Landlord wins NT$2.86 million in damages from parents after daughter commits suicide in Tainan apartment

Illegal rooftop additions. 

Illegal rooftop additions.  (CNA photo)

TAIPEI (Taiwan News) — A Tainan District Court ruled on Jan. 7 that the parents of a deceased woman must pay her landlord NT$2.86 million in damages after she committed suicide in her rented apartment.

A woman in her 30s surnamed Yang (楊) had rented an illegal rooftop apartment from the plaintiff, surnamed Hsieh (謝). In early January of last year, the woman's body was discovered in the dwelling.

Police ruled her death a suicide and believe that she had taken her life on Dec. 26, 2018. Neighbors then became spooked by the "unlucky abode" (凶宅), and all the tenants moved away out of fear.

Word spread about the suicide and no new tenants were willing to rent rooms on the property. The value of the building soon plummeted, and as Yang's parents did not waive their right of succession, Hsieh decided to sue them for the losses incurred from their daughter's suicide.

Hsieh said that Yang signed a year lease with her that ran until the end of December 2018, including a monthly rental fee of NT$4,000, reported Liberty Times. Hsieh told the court that because Yang was an adult, she would be aware that her suicide inside the apartment would cause people to shun the property, making it difficult to rent or sell in the future.

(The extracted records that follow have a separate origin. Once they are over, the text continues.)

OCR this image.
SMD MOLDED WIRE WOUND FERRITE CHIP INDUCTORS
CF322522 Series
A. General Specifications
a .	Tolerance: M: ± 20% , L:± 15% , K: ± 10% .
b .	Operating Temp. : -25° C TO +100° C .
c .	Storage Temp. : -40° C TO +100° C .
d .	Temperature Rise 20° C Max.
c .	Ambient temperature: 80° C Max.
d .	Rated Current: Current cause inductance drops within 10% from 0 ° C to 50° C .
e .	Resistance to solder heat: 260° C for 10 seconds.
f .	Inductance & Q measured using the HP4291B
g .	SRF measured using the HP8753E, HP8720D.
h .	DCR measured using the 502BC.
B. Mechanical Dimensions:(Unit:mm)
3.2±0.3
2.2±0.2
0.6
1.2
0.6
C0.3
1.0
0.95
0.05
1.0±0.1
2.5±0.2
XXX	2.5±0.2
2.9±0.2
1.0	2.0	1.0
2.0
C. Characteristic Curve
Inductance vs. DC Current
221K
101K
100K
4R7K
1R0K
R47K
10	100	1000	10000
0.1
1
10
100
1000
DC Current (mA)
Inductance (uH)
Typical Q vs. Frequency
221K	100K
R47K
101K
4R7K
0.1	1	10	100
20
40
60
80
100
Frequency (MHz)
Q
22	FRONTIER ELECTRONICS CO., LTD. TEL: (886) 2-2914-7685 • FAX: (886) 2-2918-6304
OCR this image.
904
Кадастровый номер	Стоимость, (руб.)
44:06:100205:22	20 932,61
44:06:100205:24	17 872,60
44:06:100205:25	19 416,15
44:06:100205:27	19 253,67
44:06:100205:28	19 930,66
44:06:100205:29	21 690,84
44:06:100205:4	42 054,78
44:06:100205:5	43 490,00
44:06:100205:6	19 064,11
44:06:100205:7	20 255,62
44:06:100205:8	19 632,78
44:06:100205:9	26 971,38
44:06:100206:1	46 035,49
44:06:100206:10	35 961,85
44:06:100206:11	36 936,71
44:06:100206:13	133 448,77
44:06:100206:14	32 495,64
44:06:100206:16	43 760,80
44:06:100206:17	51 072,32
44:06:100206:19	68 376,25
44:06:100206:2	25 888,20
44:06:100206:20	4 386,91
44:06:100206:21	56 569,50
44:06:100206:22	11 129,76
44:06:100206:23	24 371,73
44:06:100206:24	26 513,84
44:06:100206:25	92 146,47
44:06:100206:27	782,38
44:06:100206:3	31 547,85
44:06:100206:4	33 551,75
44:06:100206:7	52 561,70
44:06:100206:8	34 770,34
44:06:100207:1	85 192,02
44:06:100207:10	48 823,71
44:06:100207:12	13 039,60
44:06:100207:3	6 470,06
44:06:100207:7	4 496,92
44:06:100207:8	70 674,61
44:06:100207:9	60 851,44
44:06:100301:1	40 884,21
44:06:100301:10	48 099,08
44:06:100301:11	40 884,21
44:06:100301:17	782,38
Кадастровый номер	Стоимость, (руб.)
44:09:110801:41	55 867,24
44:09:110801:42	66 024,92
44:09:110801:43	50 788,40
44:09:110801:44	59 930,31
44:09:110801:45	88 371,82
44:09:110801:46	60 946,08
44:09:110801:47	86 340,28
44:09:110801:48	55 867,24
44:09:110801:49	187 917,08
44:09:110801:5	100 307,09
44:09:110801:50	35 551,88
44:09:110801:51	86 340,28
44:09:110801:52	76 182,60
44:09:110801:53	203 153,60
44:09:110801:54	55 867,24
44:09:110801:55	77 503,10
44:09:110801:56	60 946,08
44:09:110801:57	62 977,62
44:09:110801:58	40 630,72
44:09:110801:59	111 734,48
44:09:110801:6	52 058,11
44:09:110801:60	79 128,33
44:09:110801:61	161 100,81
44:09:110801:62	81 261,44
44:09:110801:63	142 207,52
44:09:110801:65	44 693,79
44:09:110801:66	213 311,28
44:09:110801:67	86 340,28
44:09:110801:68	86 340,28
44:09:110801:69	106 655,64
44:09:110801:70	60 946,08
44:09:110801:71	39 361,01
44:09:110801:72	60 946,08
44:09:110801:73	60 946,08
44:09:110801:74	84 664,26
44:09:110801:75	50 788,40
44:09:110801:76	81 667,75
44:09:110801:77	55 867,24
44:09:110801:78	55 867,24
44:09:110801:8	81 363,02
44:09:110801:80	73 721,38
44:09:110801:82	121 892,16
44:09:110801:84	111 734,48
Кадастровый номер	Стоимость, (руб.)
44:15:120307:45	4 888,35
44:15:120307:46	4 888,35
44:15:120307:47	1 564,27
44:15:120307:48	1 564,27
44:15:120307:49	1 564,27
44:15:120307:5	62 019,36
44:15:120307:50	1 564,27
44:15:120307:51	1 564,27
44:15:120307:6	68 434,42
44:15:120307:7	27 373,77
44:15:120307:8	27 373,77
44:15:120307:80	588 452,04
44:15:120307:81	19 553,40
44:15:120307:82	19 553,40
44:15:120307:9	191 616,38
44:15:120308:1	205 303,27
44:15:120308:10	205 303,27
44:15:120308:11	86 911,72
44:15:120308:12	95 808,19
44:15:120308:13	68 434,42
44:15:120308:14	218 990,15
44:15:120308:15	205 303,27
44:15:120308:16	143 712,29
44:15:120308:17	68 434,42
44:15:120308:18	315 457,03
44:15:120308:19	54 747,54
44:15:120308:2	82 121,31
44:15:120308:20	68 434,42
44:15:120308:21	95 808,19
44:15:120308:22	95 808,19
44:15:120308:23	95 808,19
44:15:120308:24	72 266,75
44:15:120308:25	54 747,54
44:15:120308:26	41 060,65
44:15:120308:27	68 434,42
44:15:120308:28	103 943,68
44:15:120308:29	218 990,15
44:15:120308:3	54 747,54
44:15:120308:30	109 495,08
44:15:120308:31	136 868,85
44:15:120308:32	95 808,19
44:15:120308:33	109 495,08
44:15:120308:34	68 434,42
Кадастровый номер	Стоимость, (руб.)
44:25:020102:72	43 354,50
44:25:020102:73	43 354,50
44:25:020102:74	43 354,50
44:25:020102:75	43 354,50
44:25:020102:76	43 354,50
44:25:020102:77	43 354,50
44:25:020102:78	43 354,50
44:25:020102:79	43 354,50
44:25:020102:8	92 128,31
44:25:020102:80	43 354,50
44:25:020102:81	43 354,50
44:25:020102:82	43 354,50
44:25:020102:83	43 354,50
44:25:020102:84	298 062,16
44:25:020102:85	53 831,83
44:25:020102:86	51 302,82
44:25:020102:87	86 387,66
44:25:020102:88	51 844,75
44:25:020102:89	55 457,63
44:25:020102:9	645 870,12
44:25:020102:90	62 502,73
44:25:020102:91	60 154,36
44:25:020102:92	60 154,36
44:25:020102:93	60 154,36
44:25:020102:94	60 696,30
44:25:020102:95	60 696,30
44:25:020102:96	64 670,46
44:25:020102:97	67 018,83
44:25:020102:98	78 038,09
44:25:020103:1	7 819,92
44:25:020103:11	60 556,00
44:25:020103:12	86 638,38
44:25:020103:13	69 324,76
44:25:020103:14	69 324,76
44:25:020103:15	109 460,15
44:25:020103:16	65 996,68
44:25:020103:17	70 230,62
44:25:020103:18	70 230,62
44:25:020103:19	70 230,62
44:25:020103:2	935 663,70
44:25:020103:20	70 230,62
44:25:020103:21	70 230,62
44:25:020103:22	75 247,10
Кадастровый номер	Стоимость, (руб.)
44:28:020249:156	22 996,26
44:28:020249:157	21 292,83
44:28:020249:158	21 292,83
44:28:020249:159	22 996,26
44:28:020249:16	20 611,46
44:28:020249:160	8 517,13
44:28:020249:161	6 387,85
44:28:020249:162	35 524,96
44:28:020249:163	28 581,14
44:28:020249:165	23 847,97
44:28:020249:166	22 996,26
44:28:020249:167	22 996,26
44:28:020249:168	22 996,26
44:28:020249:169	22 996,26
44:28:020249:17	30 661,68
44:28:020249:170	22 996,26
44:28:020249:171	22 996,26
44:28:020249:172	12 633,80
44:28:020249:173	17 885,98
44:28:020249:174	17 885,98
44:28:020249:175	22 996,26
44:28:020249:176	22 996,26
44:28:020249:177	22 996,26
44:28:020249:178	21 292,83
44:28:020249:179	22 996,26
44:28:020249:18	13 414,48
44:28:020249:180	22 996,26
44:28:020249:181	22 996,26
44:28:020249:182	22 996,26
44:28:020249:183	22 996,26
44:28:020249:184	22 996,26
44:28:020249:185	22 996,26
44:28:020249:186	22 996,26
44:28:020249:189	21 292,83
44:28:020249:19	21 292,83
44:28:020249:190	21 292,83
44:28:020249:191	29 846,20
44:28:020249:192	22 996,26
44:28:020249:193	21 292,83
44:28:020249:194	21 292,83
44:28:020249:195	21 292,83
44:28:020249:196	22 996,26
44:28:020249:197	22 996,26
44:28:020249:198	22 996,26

She therefore reasoned that Yang should be liable for damages. Hsieh said that because the value of the property depreciated by NT$2.63 million and the loss of rental fees was NT$240,800, she would sue Yang's parents for NT$2.87 million, reported NOWnews.

Yang's parents countered that it was against the law for Hsieh to rent out an illegal rooftop structure apartment. They said that after the illegal addition was demolished, it would have no value and that the building would thus not depreciate in value.

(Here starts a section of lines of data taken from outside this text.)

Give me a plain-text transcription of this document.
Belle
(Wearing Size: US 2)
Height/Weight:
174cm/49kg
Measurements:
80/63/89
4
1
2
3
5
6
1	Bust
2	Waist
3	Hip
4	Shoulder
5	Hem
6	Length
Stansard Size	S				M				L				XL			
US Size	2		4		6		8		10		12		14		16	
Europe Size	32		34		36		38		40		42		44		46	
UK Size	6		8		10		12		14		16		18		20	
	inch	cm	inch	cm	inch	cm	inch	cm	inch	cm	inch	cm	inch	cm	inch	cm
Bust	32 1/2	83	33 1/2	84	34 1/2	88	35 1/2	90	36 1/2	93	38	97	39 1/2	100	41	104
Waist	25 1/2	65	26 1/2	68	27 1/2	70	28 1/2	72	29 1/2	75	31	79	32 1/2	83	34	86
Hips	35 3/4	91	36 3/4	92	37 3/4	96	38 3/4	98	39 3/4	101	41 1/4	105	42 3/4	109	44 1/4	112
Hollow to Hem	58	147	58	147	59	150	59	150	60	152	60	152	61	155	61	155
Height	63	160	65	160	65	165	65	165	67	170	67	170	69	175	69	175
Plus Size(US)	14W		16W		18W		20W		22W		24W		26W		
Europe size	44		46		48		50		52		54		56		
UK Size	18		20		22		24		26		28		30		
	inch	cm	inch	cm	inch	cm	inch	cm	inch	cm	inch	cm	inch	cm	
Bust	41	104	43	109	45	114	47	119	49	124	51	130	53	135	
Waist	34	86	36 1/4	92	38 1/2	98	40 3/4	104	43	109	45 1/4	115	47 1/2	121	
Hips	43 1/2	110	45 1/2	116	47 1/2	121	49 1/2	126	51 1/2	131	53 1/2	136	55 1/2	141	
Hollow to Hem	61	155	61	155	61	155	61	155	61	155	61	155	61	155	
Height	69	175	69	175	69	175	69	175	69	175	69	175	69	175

The parents argued that Hsieh had failed to prove that she had lost that much money from uncollected rent after the tenants fled. They also claimed their daughter had not purposely inflicted harm on the landlord by taking her own life and that her suicide was a "lapse," but not intentional.

In the end, the judge ruled that the fact the apartment was illegal had nothing to do with Yang's suicide leading to the devaluation of the property and that her parent's objections were inadmissible. The judge entrusted a real estate appraisal agency to assess the value of the property, which had depreciated by NT$2.63 million, with rental losses allegedly amounting to NT$238,000, according to the report.

Thus, the judge awarded Hsieh NT$2.86 million in compensatory damages. The defendants still have the option of appealing the decision.

Those considering suicide should immediately call the Taiwan Suicide Prevention Center at any time, at 0800-788995, or Taiwan Lifeline International at 1995. Foreign residents can call the Community Services Center's emergency hotline at 0932-594-578 24 hours a day.